Some people may need special preparation before surgery to decrease the risk of complications. These are people who
- Have a history of blood clots in large blood vessels (deep vein thrombosis).
- Take large doses of aspirin. Aspirin slows blood clotting and may increase the chances of bleeding after surgery.
- Take a blood thinner.
- Have severe urinary problems, such as those caused by an enlarged prostate gland.
Risks of laparoscopic hernia repair include:
- Risks of general anesthesia.
- Pain in the testicles or in the cord that carries sperm from the testicle to the penis (spermatic cord).
- Damage to the cord that carries sperm from the testicles to the penis. This could affect your ability to father children.
- Fluid (seromas) or blood (hematomas) in the scrotum, the inguinal canal, or the abdominal (belly) muscles.
- Inability to urinate (urinary retention) or bladder injury.
- Infection from the mesh or stitches.
- Scar tissue formation (adhesions).
- Injury to belly organs, blood vessels, and nerves.
- Numbness or pain in the thigh.
- Injury to the testicle, causing testicular atrophy (rare).
- Recurrence of the hernia (usually related to the mesh applied during surgery being too small to cover the groin area or the mesh not being stapled well).

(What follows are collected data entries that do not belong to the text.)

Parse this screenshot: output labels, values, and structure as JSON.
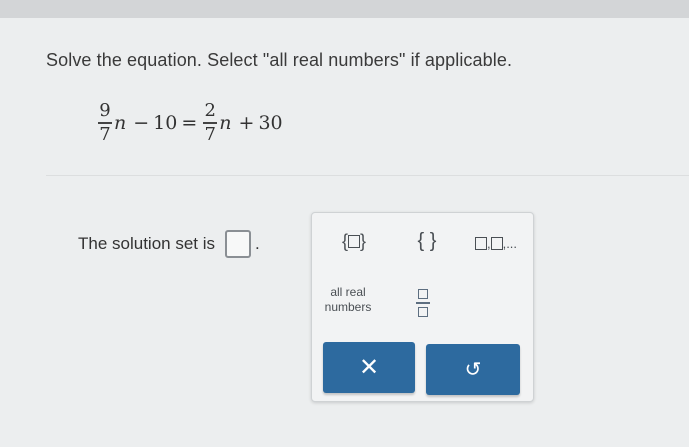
{
  "prompt": "Solve the equation. Select \"all real numbers\" if applicable.",
  "equation": {
    "lhs_num": "9",
    "lhs_den": "7",
    "lhs_var": "n",
    "lhs_op": "−",
    "lhs_const": "10",
    "equals": "=",
    "rhs_num": "2",
    "rhs_den": "7",
    "rhs_var": "n",
    "rhs_op": "+",
    "rhs_const": "30"
  },
  "answer": {
    "label": "The solution set is",
    "period": "."
  },
  "palette": {
    "set_brace_left": "{",
    "set_brace_right": "}",
    "empty_set": "{ }",
    "list_suffix": ",...",
    "all_real": "all real numbers",
    "clear_symbol": "✕",
    "undo_symbol": "↺"
  },
  "colors": {
    "accent": "#2d6a9f",
    "background": "#eceeef"
  }
}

Laparoscopic hernia repair is similar to other laparoscopic procedures. General anesthesia is given, and a small cut (incision) is made in or just below the navel. The abdomen is inflated with air so that the surgeon can see the abdominal (belly) organs.
A thin, lighted scope called a laparoscope is inserted through the incision. The instruments to repair the hernia are inserted through other small incisions in the lower abdomen. Mesh is then placed over the defect to reinforce the belly wall.
There are many things to think about when deciding if you should have inguinal hernia repair surgery, such as whether your hernia is incarcerated or strangulated and whether you have other conditions that need to be addressed before hernia repair surgery is appropriate.
Laparoscopic hernia repair is different from open surgery in the following ways:
- A laparoscopic repair requires several small incisions instead of a single larger cut.
- If hernias are on both sides, both hernias can be repaired at the same time without the need for a second large incision. Laparoscopic surgery allows the surgeon to examine both groin areas and all sites of hernias for defects. Also, the patch or mesh can be placed over all possible areas of weakness, helping prevent a hernia from recurring in the same spot or developing in a different spot.
- General anesthesia is needed for laparoscopic repair. Open hernia repair can be done under general, spinal, or local anesthesia.